The more rapid drying of the ends causes local shrinkage, and were the material sufficiently plastic the ends would become bluntly tapering. The rigidity of the wood substance prevents this and the fibres are split apart. Later, as the remainder of the stick dries many of the checks will come together, though some of the largest will remain and even increase in size as the drying proceeds. ([See Fig. 27].)

Figure 27

Excessive season checking. Photo by U.S. Forest Service.

A wood cell shrinks very little lengthwise. A dry wood cell is, therefore, practically of the same length as it was in a green or saturated condition, but is smaller in cross section, has thinner walls, and a larger cavity. It is at once evident that this fact makes shrinkage more irregular, for wherever cells cross each other at a decided angle they will tend to pull apart upon drying. This occurs wherever pith rays and wood fibres meet.
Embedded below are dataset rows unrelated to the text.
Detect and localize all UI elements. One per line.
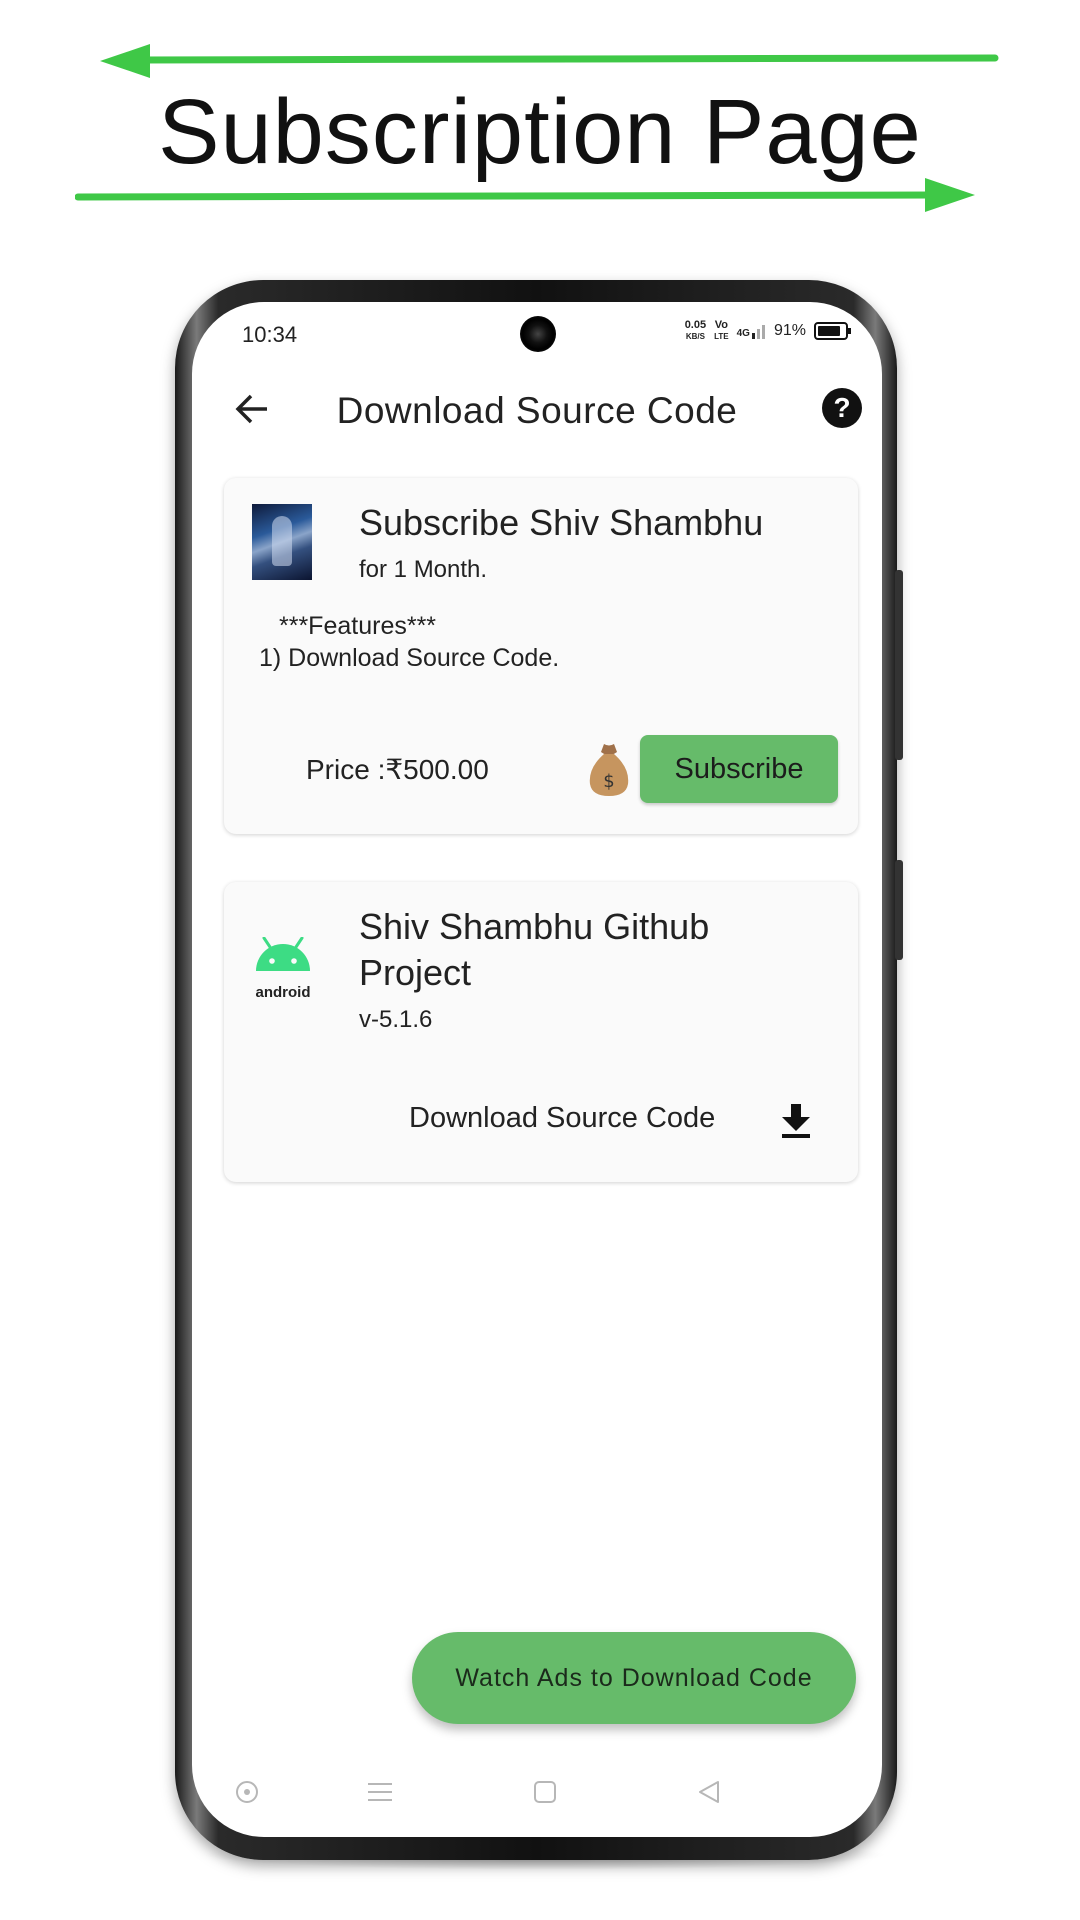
page-headline: Subscription Page (158, 81, 922, 183)
system-nav-bar (192, 1772, 882, 1812)
home-square-icon[interactable] (525, 1772, 565, 1812)
android-label: android (255, 984, 311, 1001)
back-triangle-icon[interactable] (689, 1772, 729, 1812)
menu-icon[interactable] (360, 1772, 400, 1812)
project-card: android Shiv Shambhu Github Project v-5.… (224, 882, 858, 1182)
front-camera (520, 316, 556, 352)
phone-side-button (895, 570, 903, 760)
battery-percent: 91% (773, 322, 806, 339)
left-arrow-graphic (100, 44, 999, 78)
phone-side-button (895, 860, 903, 960)
project-title-line1: Shiv Shambhu Github (359, 906, 710, 947)
subscribe-button[interactable]: Subscribe (640, 735, 838, 803)
money-bag-icon: $ (589, 744, 629, 796)
subscription-card: Subscribe Shiv Shambhu for 1 Month. ***F… (224, 478, 858, 834)
android-icon (256, 937, 310, 971)
project-version: v-5.1.6 (359, 1006, 433, 1033)
signal-bars-icon (751, 325, 765, 339)
download-icon[interactable] (779, 1100, 813, 1140)
svg-text:$: $ (603, 771, 614, 792)
status-icons: 0.05 KB/S Vo LTE 4G 91% (684, 319, 851, 342)
project-title-line2: Project (359, 952, 472, 993)
right-arrow-graphic (75, 178, 975, 212)
status-time: 10:34 (242, 322, 298, 347)
help-button[interactable]: ? (822, 388, 862, 428)
phone-screen: 10:34 0.05 KB/S Vo LTE 4G 91% Download S… (192, 302, 882, 1837)
network-speed: 0.05 KB/S (684, 319, 707, 342)
features-heading: ***Features*** (279, 612, 437, 640)
subscription-title: Subscribe Shiv Shambhu (359, 502, 764, 543)
help-circle-icon: ? (833, 392, 851, 423)
download-source-code-link[interactable]: Download Source Code (409, 1102, 715, 1135)
shiv-thumbnail (252, 504, 312, 580)
volte-icon: Vo LTE (714, 319, 729, 342)
app-bar-title: Download Source Code (336, 390, 738, 431)
feature-item: 1) Download Source Code. (259, 644, 560, 672)
price-label: Price :₹500.00 (306, 754, 489, 785)
signal-icon: 4G (737, 323, 766, 339)
watch-ads-button[interactable]: Watch Ads to Download Code (412, 1632, 856, 1724)
features-list: ***Features*** 1) Download Source Code. (259, 610, 559, 674)
subscription-duration: for 1 Month. (359, 556, 488, 583)
circle-dot-icon[interactable] (227, 1772, 267, 1812)
battery-icon (814, 322, 851, 340)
A considerable portion of every wood is made up of these rays, which for the most part have their cells lying in a radial direction instead of longitudinally. ([See Frontispiece].) In pine, over 15,000 of these occur on a square inch of a tangential section, and even in oak the very large rays which are readily visible to the eye as flakes on quarter-sawed material represent scarcely one per cent of the number which the microscope reveals.

A pith ray shrinks in height and width, that is, vertically and tangentially as applied to the position in a standing tree, but very little in length or radially. The other elements of the wood shrink radially and tangentially, but almost none lengthwise or vertically as applied to the tree. Here, then, we find the shrinkage of the rays tending to shorten a stick of wood, while the other cells resist it, and the tendency of a stick to get smaller in circumference is resisted by the endwise reaction or thrust of the rays. Only in a tangential direction, or around the stick in direction of the annual rings of growth, do the two forces coincide. Another factor to the same end is that the denser bands of late wood are continuous in a tangential direction, while radially they are separated by alternate zones of less dense early wood. Consequently the shrinkage along the rings (tangential) is fully twice as much as toward the centre (radial). ([See Table XIV].) This explains why some cracks open more and more as drying advances. ([See Fig. 27].)
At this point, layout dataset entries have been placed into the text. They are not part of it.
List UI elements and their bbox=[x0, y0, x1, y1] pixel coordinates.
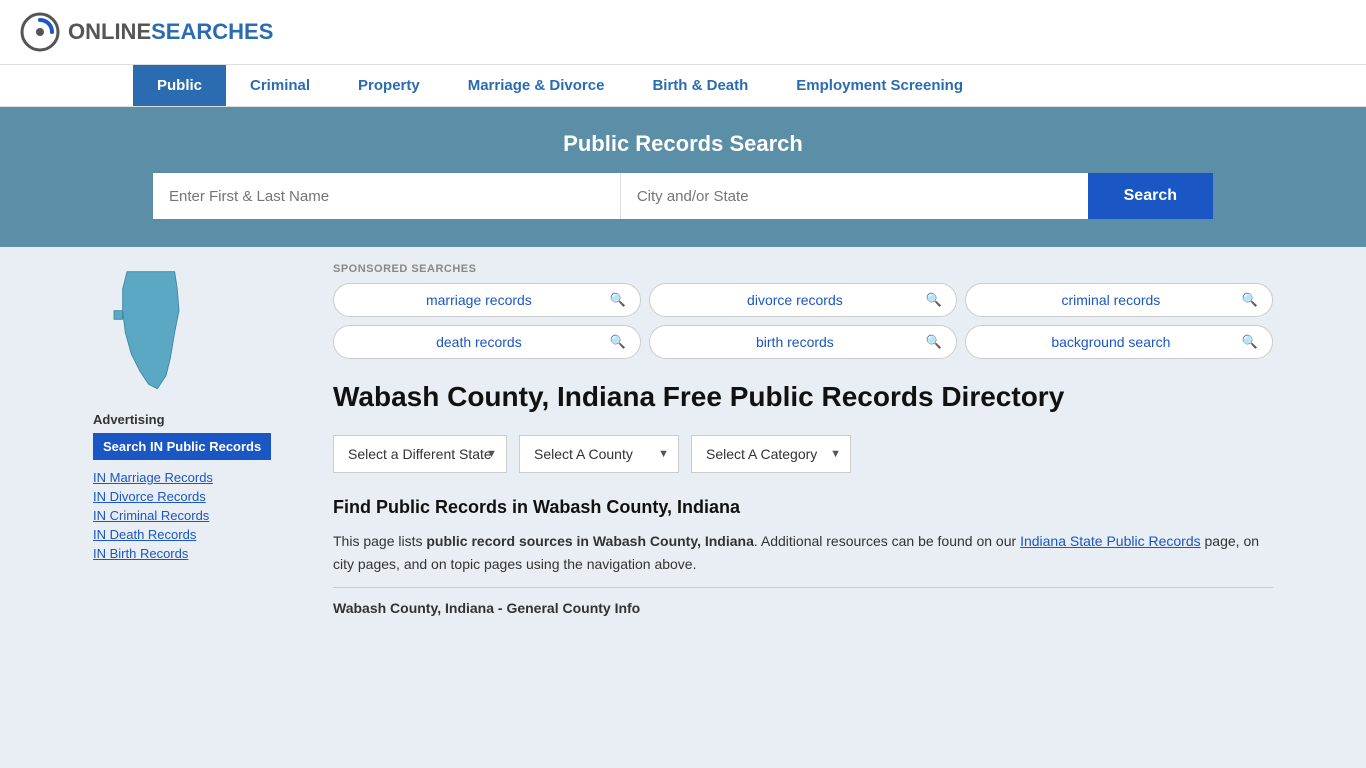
category-dropdown[interactable]: Select A Category bbox=[691, 435, 851, 473]
sponsored-text-background: background search bbox=[980, 334, 1242, 350]
logo-text: ONLINE SEARCHES bbox=[68, 19, 273, 45]
hero-section: Public Records Search Search bbox=[0, 107, 1366, 247]
description-text: This page lists public record sources in… bbox=[333, 530, 1273, 575]
indiana-records-link[interactable]: Indiana State Public Records bbox=[1020, 533, 1201, 549]
sidebar-link-birth[interactable]: IN Birth Records bbox=[93, 546, 313, 561]
sponsored-grid: marriage records 🔍 divorce records 🔍 cri… bbox=[333, 283, 1273, 359]
sponsored-text-divorce: divorce records bbox=[664, 292, 926, 308]
search-icon-divorce: 🔍 bbox=[926, 292, 942, 308]
sponsored-item-criminal[interactable]: criminal records 🔍 bbox=[965, 283, 1273, 317]
sidebar-link-divorce[interactable]: IN Divorce Records bbox=[93, 489, 313, 504]
search-button[interactable]: Search bbox=[1088, 173, 1213, 219]
sponsored-item-death[interactable]: death records 🔍 bbox=[333, 325, 641, 359]
desc-bold: public record sources in Wabash County, … bbox=[426, 533, 754, 549]
general-info-label: Wabash County, Indiana - General County … bbox=[333, 600, 1273, 616]
nav-item-public[interactable]: Public bbox=[133, 65, 226, 106]
logo-online: ONLINE bbox=[68, 19, 151, 45]
sponsored-text-death: death records bbox=[348, 334, 610, 350]
sponsored-text-marriage: marriage records bbox=[348, 292, 610, 308]
ad-button[interactable]: Search IN Public Records bbox=[93, 433, 271, 460]
page-heading: Wabash County, Indiana Free Public Recor… bbox=[333, 379, 1273, 415]
search-icon-marriage: 🔍 bbox=[610, 292, 626, 308]
state-dropdown-wrap: Select a Different State bbox=[333, 435, 507, 473]
search-icon-criminal: 🔍 bbox=[1242, 292, 1258, 308]
sidebar-link-criminal[interactable]: IN Criminal Records bbox=[93, 508, 313, 523]
find-heading: Find Public Records in Wabash County, In… bbox=[333, 497, 1273, 518]
site-header: ONLINE SEARCHES bbox=[0, 0, 1366, 65]
sponsored-item-birth[interactable]: birth records 🔍 bbox=[649, 325, 957, 359]
advertising-label: Advertising bbox=[93, 412, 313, 427]
category-dropdown-wrap: Select A Category bbox=[691, 435, 851, 473]
logo[interactable]: ONLINE SEARCHES bbox=[20, 12, 273, 52]
search-icon-background: 🔍 bbox=[1242, 334, 1258, 350]
county-dropdown[interactable]: Select A County bbox=[519, 435, 679, 473]
search-icon-death: 🔍 bbox=[610, 334, 626, 350]
state-dropdown[interactable]: Select a Different State bbox=[333, 435, 507, 473]
logo-searches: SEARCHES bbox=[151, 19, 273, 45]
sponsored-text-criminal: criminal records bbox=[980, 292, 1242, 308]
desc-part1: This page lists bbox=[333, 533, 426, 549]
sponsored-item-background[interactable]: background search 🔍 bbox=[965, 325, 1273, 359]
search-icon-birth: 🔍 bbox=[926, 334, 942, 350]
content-area: SPONSORED SEARCHES marriage records 🔍 di… bbox=[333, 263, 1273, 616]
desc-part2: . Additional resources can be found on o… bbox=[754, 533, 1020, 549]
nav-item-criminal[interactable]: Criminal bbox=[226, 65, 334, 106]
hero-title: Public Records Search bbox=[20, 131, 1346, 157]
sponsored-item-marriage[interactable]: marriage records 🔍 bbox=[333, 283, 641, 317]
logo-icon bbox=[20, 12, 60, 52]
sidebar-link-death[interactable]: IN Death Records bbox=[93, 527, 313, 542]
dropdown-row: Select a Different State Select A County… bbox=[333, 435, 1273, 473]
search-bar: Search bbox=[153, 173, 1213, 219]
sidebar-links: IN Marriage Records IN Divorce Records I… bbox=[93, 470, 313, 561]
sponsored-text-birth: birth records bbox=[664, 334, 926, 350]
sidebar: Advertising Search IN Public Records IN … bbox=[93, 263, 313, 616]
nav-item-marriage-divorce[interactable]: Marriage & Divorce bbox=[444, 65, 629, 106]
name-input[interactable] bbox=[153, 173, 621, 219]
main-nav: Public Criminal Property Marriage & Divo… bbox=[0, 65, 1366, 107]
main-content: Advertising Search IN Public Records IN … bbox=[73, 247, 1293, 632]
sponsored-item-divorce[interactable]: divorce records 🔍 bbox=[649, 283, 957, 317]
sidebar-link-marriage[interactable]: IN Marriage Records bbox=[93, 470, 313, 485]
sponsored-label: SPONSORED SEARCHES bbox=[333, 263, 1273, 275]
nav-item-birth-death[interactable]: Birth & Death bbox=[628, 65, 772, 106]
nav-item-property[interactable]: Property bbox=[334, 65, 444, 106]
section-divider bbox=[333, 587, 1273, 588]
location-input[interactable] bbox=[621, 173, 1088, 219]
state-map-indiana bbox=[93, 263, 213, 393]
county-dropdown-wrap: Select A County bbox=[519, 435, 679, 473]
nav-item-employment[interactable]: Employment Screening bbox=[772, 65, 987, 106]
Although actual shrinkage in length is small, nevertheless the tendency of the rays to shorten a stick produces strains which are responsible for some of the splitting open of ties, posts, and sawed timbers with box heart. At the very centre of a tree the wood is light and weak, while farther out it becomes denser and stronger. Longitudinal shrinkage is accordingly least at the centre and greater toward the outside, tending to become greatest in the sapwood. When a round or a box-heart timber dries fast it splits radially, and as drying continues the cleft widens partly on account of the greater tangential shrinkage and also because the greater contraction of the outer fibres warps the sections apart. If a small hardwood stem is split while green for a short distance at the end and placed where it can dry out rapidly, the sections will become bow-shaped with the concave sides out. These various facts, taken together, explain why, for example, an oak tie, pole, or log may split open its entire length if drying proceeds rapidly and far enough. Initial stresses in the living trees produce a similar effect when the log is sawn into boards. This is especially so in Eucalyptus globulus and to a less extent with any rapidly grown wood.
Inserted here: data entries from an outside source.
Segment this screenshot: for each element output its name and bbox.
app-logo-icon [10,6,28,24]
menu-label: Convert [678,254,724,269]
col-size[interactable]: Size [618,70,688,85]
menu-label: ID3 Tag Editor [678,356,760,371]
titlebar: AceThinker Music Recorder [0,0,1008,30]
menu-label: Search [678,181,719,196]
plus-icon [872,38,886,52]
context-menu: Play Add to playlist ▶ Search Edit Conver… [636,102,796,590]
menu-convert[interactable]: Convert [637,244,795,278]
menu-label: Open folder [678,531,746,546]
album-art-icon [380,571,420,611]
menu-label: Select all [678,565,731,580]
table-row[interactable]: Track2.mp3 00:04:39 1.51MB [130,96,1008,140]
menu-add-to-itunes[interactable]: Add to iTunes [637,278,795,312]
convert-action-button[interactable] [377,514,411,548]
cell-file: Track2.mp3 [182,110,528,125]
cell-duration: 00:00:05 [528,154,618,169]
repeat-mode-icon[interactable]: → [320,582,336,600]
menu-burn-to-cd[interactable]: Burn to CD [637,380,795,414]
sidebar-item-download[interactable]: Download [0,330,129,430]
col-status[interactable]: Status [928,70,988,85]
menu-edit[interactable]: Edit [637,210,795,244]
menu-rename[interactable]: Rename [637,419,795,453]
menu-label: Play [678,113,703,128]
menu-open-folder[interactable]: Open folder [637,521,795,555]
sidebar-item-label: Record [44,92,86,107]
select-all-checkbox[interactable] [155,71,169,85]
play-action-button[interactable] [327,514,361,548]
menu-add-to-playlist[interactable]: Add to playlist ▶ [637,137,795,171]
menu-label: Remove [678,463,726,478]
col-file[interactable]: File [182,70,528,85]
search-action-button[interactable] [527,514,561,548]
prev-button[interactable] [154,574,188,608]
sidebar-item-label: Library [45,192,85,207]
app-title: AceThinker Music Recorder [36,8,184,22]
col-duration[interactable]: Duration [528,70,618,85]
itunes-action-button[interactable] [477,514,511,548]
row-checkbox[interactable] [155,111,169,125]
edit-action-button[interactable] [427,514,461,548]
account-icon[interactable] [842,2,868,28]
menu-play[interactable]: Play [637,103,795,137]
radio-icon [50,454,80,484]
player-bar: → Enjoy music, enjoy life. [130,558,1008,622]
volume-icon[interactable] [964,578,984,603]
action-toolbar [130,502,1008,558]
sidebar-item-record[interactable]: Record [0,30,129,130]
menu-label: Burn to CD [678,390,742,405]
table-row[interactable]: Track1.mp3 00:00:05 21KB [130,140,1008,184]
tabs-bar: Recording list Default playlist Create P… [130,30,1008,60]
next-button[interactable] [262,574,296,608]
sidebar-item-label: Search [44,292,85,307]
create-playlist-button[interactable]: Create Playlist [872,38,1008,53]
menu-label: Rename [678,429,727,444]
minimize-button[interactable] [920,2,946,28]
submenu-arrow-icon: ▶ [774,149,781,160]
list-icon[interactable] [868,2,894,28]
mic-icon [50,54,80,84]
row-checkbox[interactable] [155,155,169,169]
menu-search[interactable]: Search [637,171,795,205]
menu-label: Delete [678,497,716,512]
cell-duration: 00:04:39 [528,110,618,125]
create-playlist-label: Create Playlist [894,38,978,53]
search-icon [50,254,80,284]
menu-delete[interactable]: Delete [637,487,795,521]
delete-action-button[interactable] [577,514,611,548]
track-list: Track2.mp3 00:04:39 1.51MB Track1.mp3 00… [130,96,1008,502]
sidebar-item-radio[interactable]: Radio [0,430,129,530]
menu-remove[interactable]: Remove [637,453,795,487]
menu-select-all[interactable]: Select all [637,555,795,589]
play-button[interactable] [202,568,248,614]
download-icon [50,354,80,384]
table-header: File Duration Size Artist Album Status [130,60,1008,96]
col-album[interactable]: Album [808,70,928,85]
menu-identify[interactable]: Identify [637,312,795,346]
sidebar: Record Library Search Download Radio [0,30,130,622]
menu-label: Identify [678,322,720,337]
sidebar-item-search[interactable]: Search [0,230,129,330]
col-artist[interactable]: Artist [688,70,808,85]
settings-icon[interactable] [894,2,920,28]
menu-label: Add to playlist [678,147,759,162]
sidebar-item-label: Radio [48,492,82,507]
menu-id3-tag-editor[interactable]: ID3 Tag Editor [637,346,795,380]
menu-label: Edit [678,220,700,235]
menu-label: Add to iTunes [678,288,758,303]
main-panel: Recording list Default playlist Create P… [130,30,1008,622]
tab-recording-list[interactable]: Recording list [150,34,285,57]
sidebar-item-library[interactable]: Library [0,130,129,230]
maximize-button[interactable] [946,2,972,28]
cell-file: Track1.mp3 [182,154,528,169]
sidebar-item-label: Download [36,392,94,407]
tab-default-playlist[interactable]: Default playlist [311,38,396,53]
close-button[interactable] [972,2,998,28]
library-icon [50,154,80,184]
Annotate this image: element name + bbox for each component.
The use of S-shaped thin steel clamps to prevent large checks and splits is now a common practice in this country with crossties and poles as it has been for a long time in European countries. These devices are driven into the butts of the timbers so as to cross incipient checks and prevent their widening. In place of the regular S-hook another of crimped iron has been devised. ([See Fig. 28].) Thin straps of iron with one tapered edge are run between intermeshing cogs and crimped, after which they may be cut off any length desired. The time for driving S-irons of either form is when the cracks first appear.